> On 19 Oct 2018, at 12:15, Steven D'Aprano <st...@pearwood.info> wrote:
> 
> On Fri, Oct 19, 2018 at 09:18:02AM +0200, Thomas Güttler wrote:
> 
>> Imaging you are developing in the django context.
>> 
>> Everytime you use a variable named "request" or "response" your human brains
>> knows that this is a subclass of  django.http.HttpRequest and 
>> django.http.HttpResponse.
> 
> Not *my* human brain.
> 
> I've seen far too many variables called (let's say) "mylist" which 
> actually hold a dict or a tuple (or in one memorable case, a string!) to 
> unconditionally believe the name.

This is an even stronger argument for the proposal I think. If IDEs and static 
analysis tools looked at stuff like this and assumed a type _and then found 
that this assumption is violated_, it would be a huge win!

>> How to give the IDE this knowledge?
>> 
>> One solution is the do typehinting everywhere the veriable gets used.
> 
> You shouldn't need to. Your IDE or type-checker should be able to do 
> type-inference and infer the type. You only need to add a hint if it 
> cannot infer the type.
> 
> If your IDE doesn't do type inference, get a better IDE *wink*


Which IDE would this be? PyCharm doesn't do this in the general case. Not even 
close in the code base I work on.


>> And this mapping dict exists once per library.
> 
> Or more likely, doesn't exist at all.

You seem to argue here, and generally, that the normal case for code bases is 
that you have no consistent naming. This seems strange to me. Can I ask what 
type of code and how big code bases you work on? To me it seems we have 
radically different perspectives, and we'll continue talking past each other if 
we don't explain those perspectives to each other.

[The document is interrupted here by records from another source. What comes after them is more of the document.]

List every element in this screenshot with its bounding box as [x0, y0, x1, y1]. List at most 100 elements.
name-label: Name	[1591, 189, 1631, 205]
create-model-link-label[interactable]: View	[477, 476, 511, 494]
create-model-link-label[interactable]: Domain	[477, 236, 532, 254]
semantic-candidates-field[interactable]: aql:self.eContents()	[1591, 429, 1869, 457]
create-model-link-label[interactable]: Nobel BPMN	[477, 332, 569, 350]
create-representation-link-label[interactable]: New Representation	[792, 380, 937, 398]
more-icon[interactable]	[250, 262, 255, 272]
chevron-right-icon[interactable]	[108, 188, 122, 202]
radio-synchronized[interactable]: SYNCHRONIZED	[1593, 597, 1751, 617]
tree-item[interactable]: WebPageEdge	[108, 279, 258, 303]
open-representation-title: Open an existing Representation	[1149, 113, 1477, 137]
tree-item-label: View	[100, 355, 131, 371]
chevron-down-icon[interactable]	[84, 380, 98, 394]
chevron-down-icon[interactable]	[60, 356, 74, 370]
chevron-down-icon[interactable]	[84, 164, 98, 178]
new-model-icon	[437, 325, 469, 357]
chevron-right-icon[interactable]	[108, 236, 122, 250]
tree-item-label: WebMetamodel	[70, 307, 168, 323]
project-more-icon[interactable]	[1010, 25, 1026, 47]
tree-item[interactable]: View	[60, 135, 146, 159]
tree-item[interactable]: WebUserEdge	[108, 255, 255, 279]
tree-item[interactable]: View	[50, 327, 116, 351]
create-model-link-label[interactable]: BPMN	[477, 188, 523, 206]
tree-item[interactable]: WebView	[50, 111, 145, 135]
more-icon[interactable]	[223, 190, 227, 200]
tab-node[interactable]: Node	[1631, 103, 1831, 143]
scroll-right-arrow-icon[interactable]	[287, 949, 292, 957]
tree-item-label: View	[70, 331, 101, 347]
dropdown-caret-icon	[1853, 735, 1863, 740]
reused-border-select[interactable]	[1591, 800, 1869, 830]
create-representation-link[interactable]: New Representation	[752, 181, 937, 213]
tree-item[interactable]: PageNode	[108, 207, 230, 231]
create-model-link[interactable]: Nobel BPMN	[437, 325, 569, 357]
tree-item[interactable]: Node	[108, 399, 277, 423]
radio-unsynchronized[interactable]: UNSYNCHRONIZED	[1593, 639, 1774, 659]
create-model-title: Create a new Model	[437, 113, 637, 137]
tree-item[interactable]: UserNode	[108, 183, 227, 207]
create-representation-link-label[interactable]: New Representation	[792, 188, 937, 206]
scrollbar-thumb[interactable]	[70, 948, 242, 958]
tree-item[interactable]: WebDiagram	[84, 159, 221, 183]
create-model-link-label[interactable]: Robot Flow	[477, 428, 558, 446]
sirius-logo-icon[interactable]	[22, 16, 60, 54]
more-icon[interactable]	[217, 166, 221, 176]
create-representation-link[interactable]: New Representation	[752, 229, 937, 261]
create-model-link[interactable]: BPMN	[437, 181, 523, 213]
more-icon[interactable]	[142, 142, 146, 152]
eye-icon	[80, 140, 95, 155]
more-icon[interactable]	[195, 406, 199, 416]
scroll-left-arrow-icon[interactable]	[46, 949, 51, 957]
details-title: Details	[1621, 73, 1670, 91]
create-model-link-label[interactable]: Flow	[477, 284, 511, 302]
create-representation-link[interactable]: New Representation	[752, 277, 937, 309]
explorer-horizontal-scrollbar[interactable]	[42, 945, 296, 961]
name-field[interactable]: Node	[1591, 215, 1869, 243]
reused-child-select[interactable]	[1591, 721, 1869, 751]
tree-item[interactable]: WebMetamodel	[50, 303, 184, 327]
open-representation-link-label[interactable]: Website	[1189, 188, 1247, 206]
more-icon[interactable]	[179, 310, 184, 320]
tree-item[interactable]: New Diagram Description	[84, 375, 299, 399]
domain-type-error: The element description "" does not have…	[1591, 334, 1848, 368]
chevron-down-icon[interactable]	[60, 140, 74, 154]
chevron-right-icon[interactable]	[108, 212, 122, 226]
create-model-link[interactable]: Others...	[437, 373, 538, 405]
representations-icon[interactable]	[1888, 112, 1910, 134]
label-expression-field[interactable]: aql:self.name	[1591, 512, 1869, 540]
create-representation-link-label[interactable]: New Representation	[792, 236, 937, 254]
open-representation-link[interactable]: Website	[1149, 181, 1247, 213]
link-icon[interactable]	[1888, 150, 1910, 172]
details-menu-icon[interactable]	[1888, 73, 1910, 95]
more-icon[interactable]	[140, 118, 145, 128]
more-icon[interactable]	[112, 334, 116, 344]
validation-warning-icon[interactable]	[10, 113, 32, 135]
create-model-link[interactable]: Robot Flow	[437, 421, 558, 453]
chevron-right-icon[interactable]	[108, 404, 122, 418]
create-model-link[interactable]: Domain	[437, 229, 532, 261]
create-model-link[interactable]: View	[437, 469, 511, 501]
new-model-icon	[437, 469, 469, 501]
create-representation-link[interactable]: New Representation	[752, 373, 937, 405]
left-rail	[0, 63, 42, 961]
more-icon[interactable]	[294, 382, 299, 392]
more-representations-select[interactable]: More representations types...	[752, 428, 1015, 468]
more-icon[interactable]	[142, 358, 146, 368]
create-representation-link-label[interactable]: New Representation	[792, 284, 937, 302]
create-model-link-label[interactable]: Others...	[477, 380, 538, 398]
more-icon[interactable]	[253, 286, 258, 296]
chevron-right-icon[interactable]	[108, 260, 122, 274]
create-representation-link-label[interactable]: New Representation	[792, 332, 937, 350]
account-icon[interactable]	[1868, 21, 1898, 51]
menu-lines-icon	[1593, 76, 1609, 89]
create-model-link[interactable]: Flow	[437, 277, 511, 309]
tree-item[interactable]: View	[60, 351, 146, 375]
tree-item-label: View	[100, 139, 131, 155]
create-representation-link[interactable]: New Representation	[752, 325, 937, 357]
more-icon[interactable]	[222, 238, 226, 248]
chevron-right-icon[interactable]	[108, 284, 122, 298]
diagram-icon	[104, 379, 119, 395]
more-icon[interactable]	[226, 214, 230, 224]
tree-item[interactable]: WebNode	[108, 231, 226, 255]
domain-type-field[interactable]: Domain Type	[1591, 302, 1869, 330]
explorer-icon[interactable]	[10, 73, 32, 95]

I'll go first: I work on a code base that:
- is ~240k dry lines 
- is ~15 years old
- it a web app with just one production install
- has very good consistent naming, for example:
    - the "request" example above exists over 6000 times in the code base and 
all of them are HttpRequestBase-derived (or in a few cases a mock that pretends 
to be that). 
    - the word "party" exists over 11 thousand times, all of them are an 
instance of the Party django model

Being able to tell PyCharm to assume the type of these and flag obvious 
violations would be great.


>> If you are developing in the requests http lib, then
>> there is a different mapping. Then "response" means
>> type requests.Response.
> 
> What if you are using *both* django and requests in the same module? You 
> could have both of these:
> 
>    response = something_returning_requests_Response()
> 
>    response = something_returning_django_HttpResponse()
> 
> in the one module.

Then you'd use the normal typing annotations to override the default.